Остальные правоверные, включая Амех Бозорг, стали готовиться вместе с ней, и вскоре из соседней комнаты понеслись звуки монотонного речитатива.
По окончании молитвы Амех Бозорг на все лады расхваливала Эллен.
– Слава Аллаху, – говорила она Махмуди. – Как же хорошо она молится. Аллах вознаградит ее.
В какой-то момент – в течение растянувшегося на целый день праздничного приема – Махмуди вступил в разговор с одним из двоюродных братьев Нассерин, который тоже был врачом.
– Почему ты не работаешь? – поинтересовался доктор Мараши.
– Да с бумажной волокитой все никак не разделаюсь, – ответил Махмуди.
– Так давай я поговорю у себя в больнице. Нам позарез нужен анестезиолог.
– Ты в самом деле мог бы за меня похлопотать? – с надеждой спросил Махмуди.
– Директор больницы – мой друг. Я посоветуюсь с ним, и посмотрим, что из этого выйдет.
Махмуди был сам не свой от радости – уж он-то знал, что значит водить дружбу с власть имущими. В данном случае возможность получить работу казалась вполне реальной. Махмуди, несмотря на природную лень, был настоящим профессионалом. Ему не давала покоя мысль, что как врач он мог бы иметь в Иране и положение, и деньги.

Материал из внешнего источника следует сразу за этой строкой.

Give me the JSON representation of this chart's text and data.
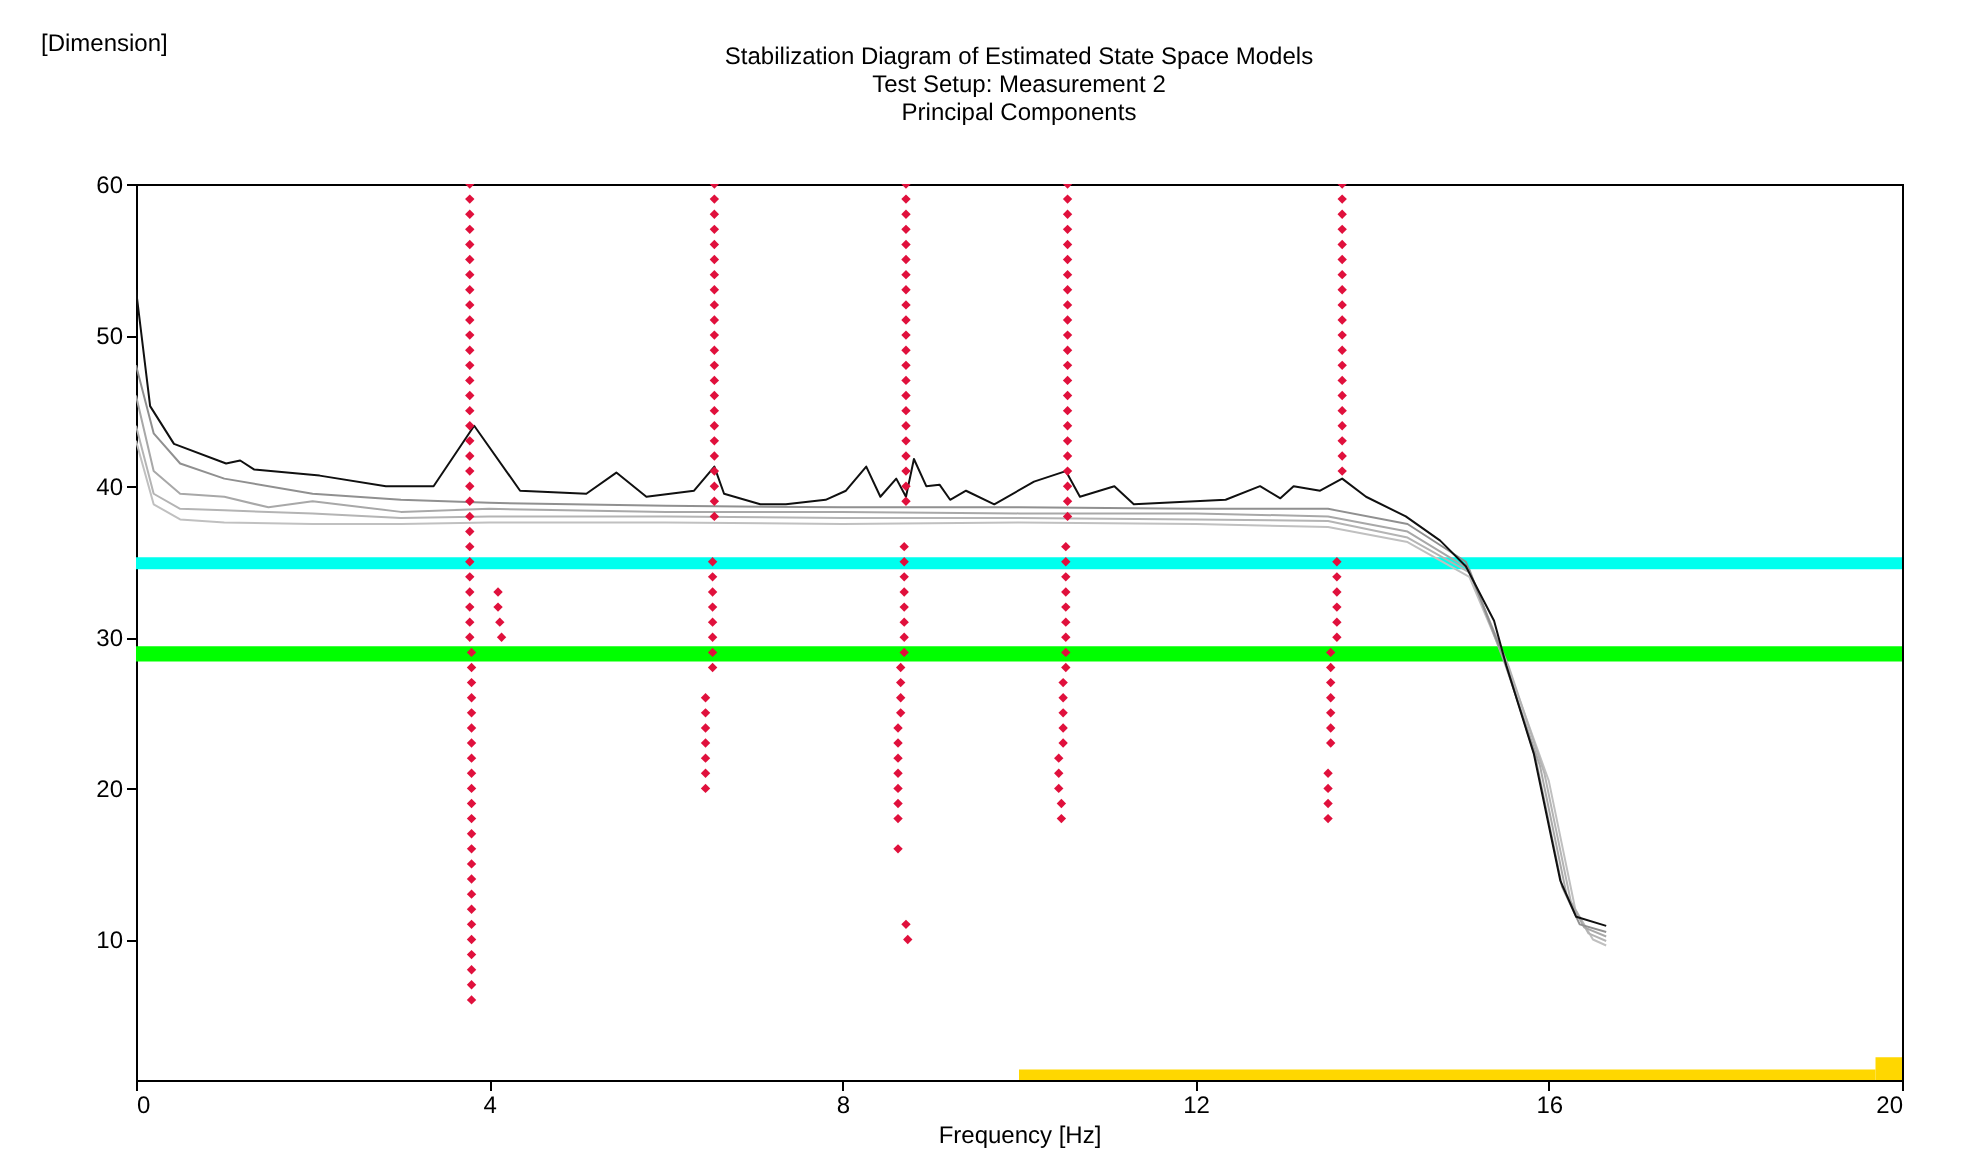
{
  "chart_data": {
    "type": "line",
    "title": "Stabilization Diagram of Estimated State Space Models",
    "subtitle": "Test Setup: Measurement 2\nPrincipal Components",
    "xlabel": "Frequency [Hz]",
    "ylabel": "[Dimension]",
    "xlim": [
      0,
      20
    ],
    "xticks": [
      0,
      4,
      8,
      12,
      16,
      20
    ],
    "ylim": [
      0.7,
      60
    ],
    "yticks": [
      10,
      20,
      30,
      40,
      50,
      60
    ],
    "grid": false,
    "bands": [
      {
        "axis": "y",
        "from": 34.5,
        "to": 35.3,
        "color": "#00ffee"
      },
      {
        "axis": "y",
        "from": 28.4,
        "to": 29.4,
        "color": "#00ff00"
      }
    ],
    "series": [
      {
        "color": "#c0c0c0",
        "x": [
          0,
          0.2,
          0.5,
          1,
          2,
          3,
          4,
          6,
          8,
          10,
          12,
          13.5,
          14.4,
          15.1,
          15.55,
          16,
          16.3,
          16.5,
          16.65
        ],
        "values": [
          43,
          38.8,
          37.8,
          37.6,
          37.5,
          37.5,
          37.6,
          37.6,
          37.5,
          37.6,
          37.5,
          37.3,
          36.3,
          34,
          27.8,
          20.5,
          12,
          10,
          9.6
        ]
      },
      {
        "color": "#b4b4b4",
        "x": [
          0,
          0.2,
          0.5,
          1,
          2,
          3,
          4,
          6,
          8,
          10,
          12,
          13.5,
          14.4,
          15.1,
          15.55,
          15.95,
          16.25,
          16.45,
          16.65
        ],
        "values": [
          44,
          39.5,
          38.5,
          38.4,
          38.2,
          37.9,
          38,
          38,
          37.9,
          37.9,
          37.8,
          37.7,
          36.6,
          34.3,
          28,
          21,
          12.5,
          10.4,
          9.9
        ]
      },
      {
        "color": "#a8a8a8",
        "x": [
          0,
          0.2,
          0.5,
          1,
          1.5,
          2,
          3,
          4,
          6,
          8,
          10,
          12,
          13.5,
          14.4,
          15.1,
          15.5,
          15.9,
          16.2,
          16.4,
          16.65
        ],
        "values": [
          46,
          41,
          39.5,
          39.3,
          38.6,
          39,
          38.3,
          38.5,
          38.3,
          38.3,
          38.2,
          38.2,
          38,
          37,
          34.5,
          28.3,
          21.5,
          13,
          10.8,
          10.2
        ]
      },
      {
        "color": "#909090",
        "x": [
          0,
          0.2,
          0.5,
          1,
          2,
          3,
          4,
          6,
          8,
          10,
          12,
          13.5,
          14.4,
          15.06,
          15.5,
          15.85,
          16.15,
          16.35,
          16.65
        ],
        "values": [
          48,
          43.5,
          41.5,
          40.5,
          39.5,
          39.1,
          38.9,
          38.7,
          38.6,
          38.6,
          38.5,
          38.5,
          37.5,
          35,
          28.5,
          22,
          13.5,
          11,
          10.5
        ]
      },
      {
        "color": "#101010",
        "x": [
          0,
          0.16,
          0.43,
          1.02,
          1.18,
          1.34,
          2.08,
          2.83,
          3.37,
          3.83,
          4.35,
          5.1,
          5.44,
          5.78,
          6.32,
          6.55,
          6.66,
          7.07,
          7.36,
          7.81,
          8.04,
          8.27,
          8.43,
          8.61,
          8.72,
          8.81,
          8.95,
          9.1,
          9.22,
          9.4,
          9.72,
          10.17,
          10.53,
          10.69,
          11.08,
          11.3,
          12.34,
          12.73,
          12.96,
          13.11,
          13.41,
          13.66,
          13.93,
          14.38,
          14.77,
          15.06,
          15.38,
          15.52,
          15.83,
          16.13,
          16.31,
          16.65
        ],
        "values": [
          53,
          45.3,
          42.8,
          41.5,
          41.7,
          41.1,
          40.7,
          40,
          40,
          44,
          39.7,
          39.5,
          40.9,
          39.3,
          39.7,
          41.3,
          39.5,
          38.8,
          38.8,
          39.1,
          39.7,
          41.3,
          39.3,
          40.5,
          39.3,
          41.8,
          40,
          40.1,
          39.1,
          39.7,
          38.8,
          40.3,
          41,
          39.3,
          40,
          38.8,
          39.1,
          40,
          39.2,
          40,
          39.7,
          40.5,
          39.3,
          38,
          36.4,
          34.7,
          31.1,
          28.1,
          22.3,
          13.9,
          11.5,
          10.9
        ]
      },
      {
        "type": "area",
        "color": "#ffd700",
        "x": [
          10,
          19.7,
          20
        ],
        "values": [
          1.4,
          2.2,
          2.2
        ]
      },
      {
        "type": "scatter",
        "color": "#e0103c",
        "marker": "diamond",
        "x": [
          3.78,
          3.78,
          3.78,
          3.78,
          3.78,
          3.78,
          3.78,
          3.78,
          3.78,
          3.78,
          3.78,
          3.78,
          3.78,
          3.78,
          3.78,
          3.78,
          3.78,
          3.78,
          3.78,
          3.78,
          3.78,
          3.78,
          3.78,
          3.78,
          3.78,
          3.78,
          3.78,
          3.78,
          3.78,
          3.78,
          3.78,
          3.8,
          3.8,
          3.8,
          3.8,
          3.8,
          3.8,
          3.8,
          3.8,
          3.8,
          3.8,
          3.8,
          3.8,
          3.8,
          3.8,
          3.8,
          3.8,
          3.8,
          3.8,
          3.8,
          3.8,
          3.8,
          3.8,
          3.8,
          3.8
        ],
        "values": [
          60,
          59,
          58,
          57,
          56,
          55,
          54,
          53,
          52,
          51,
          50,
          49,
          48,
          47,
          46,
          45,
          44,
          43,
          42,
          41,
          40,
          39,
          38,
          37,
          36,
          35,
          34,
          33,
          32,
          31,
          30,
          29,
          28,
          27,
          26,
          25,
          24,
          23,
          22,
          21,
          20,
          19,
          18,
          17,
          16,
          15,
          14,
          13,
          12,
          11,
          10,
          9,
          8,
          7,
          6
        ]
      },
      {
        "type": "scatter",
        "color": "#e0103c",
        "marker": "diamond",
        "x": [
          4.1,
          4.1,
          4.12,
          4.14
        ],
        "values": [
          33,
          32,
          31,
          30
        ]
      },
      {
        "type": "scatter",
        "color": "#e0103c",
        "marker": "diamond",
        "x": [
          6.55,
          6.55,
          6.55,
          6.55,
          6.55,
          6.55,
          6.55,
          6.55,
          6.55,
          6.55,
          6.55,
          6.55,
          6.55,
          6.55,
          6.55,
          6.55,
          6.55,
          6.55,
          6.55,
          6.55,
          6.55,
          6.55,
          6.55,
          6.53,
          6.53,
          6.53,
          6.53,
          6.53,
          6.53,
          6.53,
          6.53,
          6.45,
          6.45,
          6.45,
          6.45,
          6.45,
          6.45,
          6.45
        ],
        "values": [
          60,
          59,
          58,
          57,
          56,
          55,
          54,
          53,
          52,
          51,
          50,
          49,
          48,
          47,
          46,
          45,
          44,
          43,
          42,
          41,
          40,
          39,
          38,
          35,
          34,
          33,
          32,
          31,
          30,
          29,
          28,
          26,
          25,
          24,
          23,
          22,
          21,
          20
        ]
      },
      {
        "type": "scatter",
        "color": "#e0103c",
        "marker": "diamond",
        "x": [
          8.72,
          8.72,
          8.72,
          8.72,
          8.72,
          8.72,
          8.72,
          8.72,
          8.72,
          8.72,
          8.72,
          8.72,
          8.72,
          8.72,
          8.72,
          8.72,
          8.72,
          8.72,
          8.72,
          8.72,
          8.72,
          8.72,
          8.7,
          8.7,
          8.7,
          8.7,
          8.7,
          8.7,
          8.7,
          8.7,
          8.66,
          8.66,
          8.66,
          8.66,
          8.63,
          8.63,
          8.63,
          8.63,
          8.63,
          8.63,
          8.63,
          8.63,
          8.72,
          8.74
        ],
        "values": [
          60,
          59,
          58,
          57,
          56,
          55,
          54,
          53,
          52,
          51,
          50,
          49,
          48,
          47,
          46,
          45,
          44,
          43,
          42,
          41,
          40,
          39,
          36,
          35,
          34,
          33,
          32,
          31,
          30,
          29,
          28,
          27,
          26,
          25,
          24,
          23,
          22,
          21,
          20,
          19,
          18,
          16,
          11,
          10
        ]
      },
      {
        "type": "scatter",
        "color": "#e0103c",
        "marker": "diamond",
        "x": [
          10.55,
          10.55,
          10.55,
          10.55,
          10.55,
          10.55,
          10.55,
          10.55,
          10.55,
          10.55,
          10.55,
          10.55,
          10.55,
          10.55,
          10.55,
          10.55,
          10.55,
          10.55,
          10.55,
          10.55,
          10.55,
          10.55,
          10.55,
          10.53,
          10.53,
          10.53,
          10.53,
          10.53,
          10.53,
          10.53,
          10.53,
          10.53,
          10.5,
          10.5,
          10.5,
          10.5,
          10.5,
          10.45,
          10.45,
          10.45,
          10.48,
          10.48
        ],
        "values": [
          60,
          59,
          58,
          57,
          56,
          55,
          54,
          53,
          52,
          51,
          50,
          49,
          48,
          47,
          46,
          45,
          44,
          43,
          42,
          41,
          40,
          39,
          38,
          36,
          35,
          34,
          33,
          32,
          31,
          30,
          29,
          28,
          27,
          26,
          25,
          24,
          23,
          22,
          21,
          20,
          19,
          18
        ]
      },
      {
        "type": "scatter",
        "color": "#e0103c",
        "marker": "diamond",
        "x": [
          13.66,
          13.66,
          13.66,
          13.66,
          13.66,
          13.66,
          13.66,
          13.66,
          13.66,
          13.66,
          13.66,
          13.66,
          13.66,
          13.66,
          13.66,
          13.66,
          13.66,
          13.66,
          13.66,
          13.66,
          13.6,
          13.6,
          13.6,
          13.6,
          13.6,
          13.6,
          13.53,
          13.53,
          13.53,
          13.53,
          13.53,
          13.53,
          13.53,
          13.5,
          13.5,
          13.5,
          13.5
        ],
        "values": [
          60,
          59,
          58,
          57,
          56,
          55,
          54,
          53,
          52,
          51,
          50,
          49,
          48,
          47,
          46,
          45,
          44,
          43,
          42,
          41,
          35,
          34,
          33,
          32,
          31,
          30,
          29,
          28,
          27,
          26,
          25,
          24,
          23,
          21,
          20,
          19,
          18
        ]
      }
    ]
  }
}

Поразмыслив, я пришла к выводу, что надвигающиеся перемены могут сыграть мне на руку. Я уже и сейчас имела определенную, пусть и минимальную, свободу. Мало-помалу Махмуди убеждался в том, что ежесекундный надзор – занятие чересчур утомительное. Ради того, чтобы облегчить себе жизнь, он соглашался на мелкие уступки.
Теперь, если Махмуди пойдет работать, это еще больше развяжет мне руки. И уж конечно, залечит его уязвленное самолюбие.
Вторая неделя норуза ознаменовалась так называемым «празднеством» на побережье Каспийского моря – к северу от Тегерана, где проходит ирано-российская граница. Брат Ассий работал в министерстве по делам ислама – правительственном учреждении, конфисковавшем все имущество шаха. Рассказывая о невиданной роскоши, он предложил членам семьи воспользоваться бывшей шахской виллой.
Будь я в Иране новичком, такая идея привела бы меня в восторг. Вилла шаха! Но, умудренная опытом, я не поверила ни одному слову из этих россказней – в республике аятоллы красоте не было места.
И при всем богатстве моей фантазии ее не хватило бы на то, чтобы представить себя в числе двадцати шести человек, набившихся в три машины, – хорошенькое начало недели на шахской вилле. Однако чему я была рада, так это предстоящей возможности осмотреть окрестности. Я знала, что Иран – огромное государство, но понятия не имела, какую часть его территории нам с Махтаб, возможно, придется преодолеть, если когда-нибудь нам суждено отсюда выбраться. Поэтому я старалась быть предельно внимательной и не упустить из виду ни одной детали – просто так, на всякий случай.
Однако, чем дальше мы продвигались вперед, тем сильнее я падала духом. Ландшафт был прекрасен, и прекраснее всего – гигантские горы, вздымавшиеся выше и горделивее Скалистых гор на западе Соединенных Штатов. Кольцом смыкаясь вокруг Тегерана, они превращали город в ловушку. Зажатая на своем наблюдательном пункте со всех сторон, я смотрела на горные хребты, которые с каждым часом становились все величественнее и неприступнее. Я повела печальную беседу сама с собой.